Als erfolgreicher Designer, Architekt und Innenarchitekt kann sich Antonio Citterio seine Projekte selbst aussuchen. Damit verbindet er den Luxus nur dann ein neues Produkt entwerfen zu müssen, wenn er eine gute Lösung für ein Anwendungsproblem gefunden hat. Dass bedeutet jedoch nicht, dass sich Citterio auf seinem bisherigen Erfolg ausruht. Im Gegenteil: Auch mit über 60 Jahren sprüht er noch vor Kreativität und widmet sich immer wieder neuen Herausforderungen. So entwarf er beispielsweise die Belvedere Leuchtenfamilie, die speziell für den Außenbereich konzipiert wurde.
 

Antonio Citterio und die Einheit von Design und Architektur

Für Antonio Citterio unterscheidet sich die Arbeit eines Architekten und Designers nicht. Dies gilt besonders, da sich Citterio der Mailänder Schule der Architektur zurechnet, die sich durch ein ausgeprägtes Verständnis für die Gestaltung des Innen- und Außenraums eines Gebäudes auszeichnet. Beide Bereiche eint, dass es sich jeweils um eine konkrete Lösung für ein bestimmtes räumliches Problem handelt. Daher ist räumliches Denken sowohl für einen Designer als auch für einen Architekten absolut notwendig.

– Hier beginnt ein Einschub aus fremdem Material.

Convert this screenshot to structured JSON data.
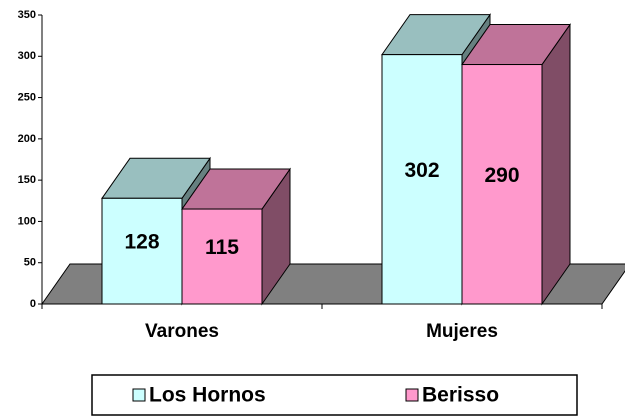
{
  "chart_data": {
    "type": "bar3d",
    "categories": [
      "Varones",
      "Mujeres"
    ],
    "series": [
      {
        "name": "Los Hornos",
        "color": "#ccffff",
        "values": [
          128,
          302
        ]
      },
      {
        "name": "Berisso",
        "color": "#ff99cc",
        "values": [
          115,
          290
        ]
      }
    ],
    "ylim": [
      0,
      350
    ],
    "yticks": [
      0,
      50,
      100,
      150,
      200,
      250,
      300,
      350
    ],
    "data_labels": true,
    "legend": "bottom"
  }
}
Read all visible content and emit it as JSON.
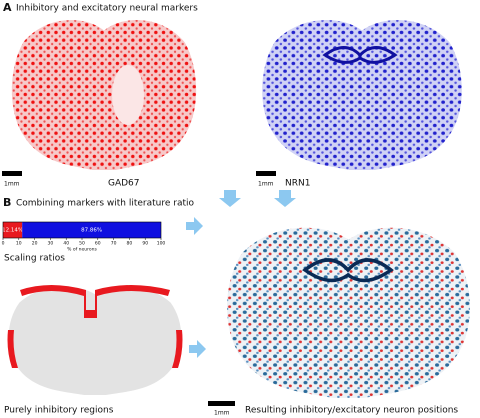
{
  "panel_a": {
    "label": "A",
    "title": "Inhibitory and excitatory neural markers",
    "left_caption": "GAD67",
    "right_caption": "NRN1",
    "left_scale": "1mm",
    "right_scale": "1mm"
  },
  "panel_b": {
    "label": "B",
    "title": "Combining markers with literature ratio",
    "ratio_bar": {
      "values": [
        12.14,
        87.86
      ],
      "value_labels": [
        "12.14%",
        "87.86%"
      ],
      "colors": [
        "#e8191f",
        "#1010e0"
      ],
      "xlim": [
        0,
        100
      ],
      "xticks": [
        0,
        10,
        20,
        30,
        40,
        50,
        60,
        70,
        80,
        90,
        100
      ],
      "xlabel": "% of neurons"
    },
    "ratio_caption": "Scaling ratios",
    "regions_caption": "Purely inhibitory regions",
    "result_scale": "1mm",
    "result_caption": "Resulting inhibitory/excitatory neuron positions"
  }
}
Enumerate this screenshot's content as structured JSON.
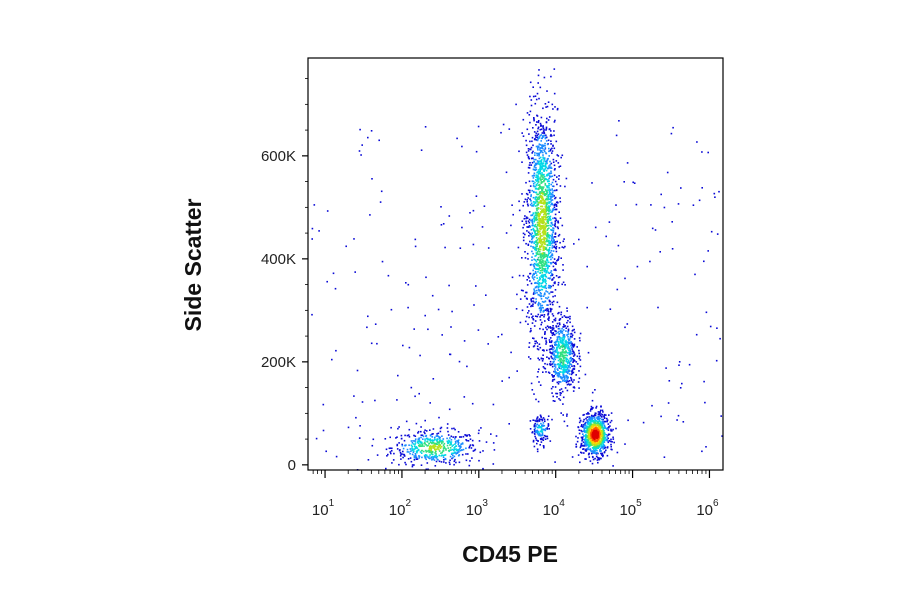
{
  "chart_data": {
    "type": "scatter",
    "title": "",
    "xlabel": "CD45 PE",
    "ylabel": "Side Scatter",
    "x_scale": "log",
    "xlim": [
      6,
      1500000
    ],
    "ylim": [
      -10000,
      790000
    ],
    "x_ticks": [
      {
        "base": "10",
        "exp": "1",
        "value": 10
      },
      {
        "base": "10",
        "exp": "2",
        "value": 100
      },
      {
        "base": "10",
        "exp": "3",
        "value": 1000
      },
      {
        "base": "10",
        "exp": "4",
        "value": 10000
      },
      {
        "base": "10",
        "exp": "5",
        "value": 100000
      },
      {
        "base": "10",
        "exp": "6",
        "value": 1000000
      }
    ],
    "y_ticks": [
      {
        "label": "0",
        "value": 0
      },
      {
        "label": "200K",
        "value": 200000
      },
      {
        "label": "400K",
        "value": 400000
      },
      {
        "label": "600K",
        "value": 600000
      }
    ],
    "grid": false,
    "legend": "none",
    "colormap": [
      "#0a0ad6",
      "#1a8cff",
      "#00d8e6",
      "#30e080",
      "#b6e21a",
      "#ffd400",
      "#ff5a00",
      "#e00000"
    ],
    "populations": [
      {
        "cd45_center": 260,
        "ssc_center": 35000,
        "cd45_spread_log10": 0.28,
        "ssc_spread": 16000,
        "weight": 0.12,
        "peak_density": 0.55
      },
      {
        "cd45_center": 6500,
        "ssc_center": 470000,
        "cd45_spread_log10": 0.1,
        "ssc_spread": 110000,
        "weight": 0.4,
        "peak_density": 0.6
      },
      {
        "cd45_center": 12000,
        "ssc_center": 215000,
        "cd45_spread_log10": 0.09,
        "ssc_spread": 38000,
        "weight": 0.14,
        "peak_density": 0.45
      },
      {
        "cd45_center": 32000,
        "ssc_center": 60000,
        "cd45_spread_log10": 0.09,
        "ssc_spread": 20000,
        "weight": 0.22,
        "peak_density": 1.0
      },
      {
        "cd45_center": 6200,
        "ssc_center": 70000,
        "cd45_spread_log10": 0.06,
        "ssc_spread": 14000,
        "weight": 0.03,
        "peak_density": 0.3
      }
    ]
  }
}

In Citterios Büro befinden sich bis auf ausgewählte Ausnahmen nur Möbel, die er selbst entworfen hat. Dahinter verbirgt sich keine Eitelkeit, sondern schlicht und ergreifend die Auffassung, dass er immer Produkte entwirft, die er auch selbst nutzen möchte. Lediglich ein Stuhl der Eames Brüder und eine Tolomeo Tavolo seines Freundes und Kollegen Michele De Lucchi durchbrechen das Muster.

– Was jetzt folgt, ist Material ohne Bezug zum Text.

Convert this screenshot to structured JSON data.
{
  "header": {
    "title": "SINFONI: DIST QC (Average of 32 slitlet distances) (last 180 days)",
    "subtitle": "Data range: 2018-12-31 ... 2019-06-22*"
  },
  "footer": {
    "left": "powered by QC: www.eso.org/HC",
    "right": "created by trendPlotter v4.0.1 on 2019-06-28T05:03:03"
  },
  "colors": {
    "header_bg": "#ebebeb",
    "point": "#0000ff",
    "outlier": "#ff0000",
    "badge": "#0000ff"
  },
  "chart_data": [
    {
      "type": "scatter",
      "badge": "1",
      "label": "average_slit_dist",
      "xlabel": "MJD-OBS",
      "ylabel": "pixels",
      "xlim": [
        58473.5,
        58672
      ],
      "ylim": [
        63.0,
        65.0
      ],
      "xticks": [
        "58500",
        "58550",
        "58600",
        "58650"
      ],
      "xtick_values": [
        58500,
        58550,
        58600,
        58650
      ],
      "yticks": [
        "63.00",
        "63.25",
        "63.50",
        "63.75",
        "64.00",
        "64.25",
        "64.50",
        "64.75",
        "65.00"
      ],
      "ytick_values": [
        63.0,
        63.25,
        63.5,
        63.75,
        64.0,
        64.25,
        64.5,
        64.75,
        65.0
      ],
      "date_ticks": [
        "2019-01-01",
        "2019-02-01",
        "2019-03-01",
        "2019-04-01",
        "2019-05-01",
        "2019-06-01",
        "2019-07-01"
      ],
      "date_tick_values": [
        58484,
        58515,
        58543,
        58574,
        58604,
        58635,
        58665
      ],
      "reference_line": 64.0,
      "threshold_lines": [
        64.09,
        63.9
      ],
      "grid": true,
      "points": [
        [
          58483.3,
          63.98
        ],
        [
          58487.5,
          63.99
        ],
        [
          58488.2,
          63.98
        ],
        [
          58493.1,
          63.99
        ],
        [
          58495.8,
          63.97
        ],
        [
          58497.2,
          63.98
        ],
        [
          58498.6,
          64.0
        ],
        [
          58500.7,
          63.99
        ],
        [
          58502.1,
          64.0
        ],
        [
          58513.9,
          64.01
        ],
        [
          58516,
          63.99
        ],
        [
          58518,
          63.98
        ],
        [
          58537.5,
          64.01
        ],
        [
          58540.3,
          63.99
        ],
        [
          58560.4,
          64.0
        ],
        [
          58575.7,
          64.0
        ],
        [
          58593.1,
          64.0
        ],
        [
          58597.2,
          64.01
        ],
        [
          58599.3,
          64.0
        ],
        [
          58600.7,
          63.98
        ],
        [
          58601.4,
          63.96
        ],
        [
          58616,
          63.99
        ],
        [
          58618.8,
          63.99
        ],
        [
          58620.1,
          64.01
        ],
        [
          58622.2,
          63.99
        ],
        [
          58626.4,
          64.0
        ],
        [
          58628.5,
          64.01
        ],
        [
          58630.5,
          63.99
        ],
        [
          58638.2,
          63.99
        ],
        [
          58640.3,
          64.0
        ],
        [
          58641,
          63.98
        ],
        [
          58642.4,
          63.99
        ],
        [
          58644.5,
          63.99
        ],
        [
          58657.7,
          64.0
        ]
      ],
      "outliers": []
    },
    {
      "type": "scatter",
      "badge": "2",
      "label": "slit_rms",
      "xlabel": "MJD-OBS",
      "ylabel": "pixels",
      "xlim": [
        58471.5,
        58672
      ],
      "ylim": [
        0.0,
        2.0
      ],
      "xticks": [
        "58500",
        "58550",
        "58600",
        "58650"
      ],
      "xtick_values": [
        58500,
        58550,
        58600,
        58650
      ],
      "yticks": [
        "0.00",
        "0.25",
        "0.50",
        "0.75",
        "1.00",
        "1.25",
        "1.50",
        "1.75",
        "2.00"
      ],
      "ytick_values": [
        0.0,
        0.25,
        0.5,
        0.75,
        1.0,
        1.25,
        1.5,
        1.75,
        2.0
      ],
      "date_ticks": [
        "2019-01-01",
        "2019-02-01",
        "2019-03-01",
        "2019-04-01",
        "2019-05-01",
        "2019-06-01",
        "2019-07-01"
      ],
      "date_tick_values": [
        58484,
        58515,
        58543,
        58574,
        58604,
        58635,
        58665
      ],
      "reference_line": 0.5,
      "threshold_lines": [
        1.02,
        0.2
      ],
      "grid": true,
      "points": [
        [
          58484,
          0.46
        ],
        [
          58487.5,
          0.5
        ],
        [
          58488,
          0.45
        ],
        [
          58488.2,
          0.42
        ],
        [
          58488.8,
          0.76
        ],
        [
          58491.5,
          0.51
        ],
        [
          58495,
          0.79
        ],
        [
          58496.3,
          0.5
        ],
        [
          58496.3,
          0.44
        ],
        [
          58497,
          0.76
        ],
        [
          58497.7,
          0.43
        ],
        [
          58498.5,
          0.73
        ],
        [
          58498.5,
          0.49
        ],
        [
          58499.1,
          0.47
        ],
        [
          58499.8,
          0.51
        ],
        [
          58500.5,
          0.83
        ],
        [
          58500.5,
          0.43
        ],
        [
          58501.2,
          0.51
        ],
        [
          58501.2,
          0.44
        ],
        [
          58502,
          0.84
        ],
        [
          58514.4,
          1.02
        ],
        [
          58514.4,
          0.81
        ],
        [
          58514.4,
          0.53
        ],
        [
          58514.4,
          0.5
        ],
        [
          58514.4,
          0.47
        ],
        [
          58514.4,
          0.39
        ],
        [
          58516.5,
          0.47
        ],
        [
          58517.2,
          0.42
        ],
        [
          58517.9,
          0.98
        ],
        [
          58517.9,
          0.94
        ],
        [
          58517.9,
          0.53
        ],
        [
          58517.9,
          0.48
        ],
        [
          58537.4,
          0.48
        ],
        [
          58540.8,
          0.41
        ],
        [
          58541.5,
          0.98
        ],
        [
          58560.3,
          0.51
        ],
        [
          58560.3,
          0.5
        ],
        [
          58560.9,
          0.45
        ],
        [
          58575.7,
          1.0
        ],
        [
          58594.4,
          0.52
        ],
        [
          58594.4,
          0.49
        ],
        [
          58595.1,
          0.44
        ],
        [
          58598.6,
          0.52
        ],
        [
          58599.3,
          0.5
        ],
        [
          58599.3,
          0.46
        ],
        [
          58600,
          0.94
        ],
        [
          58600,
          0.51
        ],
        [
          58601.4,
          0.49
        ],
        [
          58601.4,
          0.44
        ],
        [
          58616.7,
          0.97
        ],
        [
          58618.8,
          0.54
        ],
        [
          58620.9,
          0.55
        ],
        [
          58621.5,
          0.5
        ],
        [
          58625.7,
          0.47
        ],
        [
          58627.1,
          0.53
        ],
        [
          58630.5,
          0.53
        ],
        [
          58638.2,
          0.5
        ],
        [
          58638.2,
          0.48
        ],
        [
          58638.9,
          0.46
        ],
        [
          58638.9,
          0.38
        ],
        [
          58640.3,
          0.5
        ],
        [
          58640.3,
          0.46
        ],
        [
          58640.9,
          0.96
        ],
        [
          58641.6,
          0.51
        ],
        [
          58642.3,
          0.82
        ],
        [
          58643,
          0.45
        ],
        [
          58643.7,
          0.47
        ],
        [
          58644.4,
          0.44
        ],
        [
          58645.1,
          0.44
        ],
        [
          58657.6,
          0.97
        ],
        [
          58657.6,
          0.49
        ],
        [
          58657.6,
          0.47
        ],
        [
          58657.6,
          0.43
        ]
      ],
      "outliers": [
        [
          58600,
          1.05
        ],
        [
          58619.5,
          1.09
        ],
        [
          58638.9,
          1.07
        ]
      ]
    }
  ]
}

Die Entwürfe von Antonio Citterio sind mit zahlreichen Preisen und Auszeichnungen bedacht worden. Dazu zählen der Compasso d'Oro in den Jahren 1987 und 1994 und die Ehrung als Royal Designer for Industry. Außerdem ist er Mitglied des italienischen Designrats und lehrt an verschiedenen italienischen Universitäten Design und Architektur.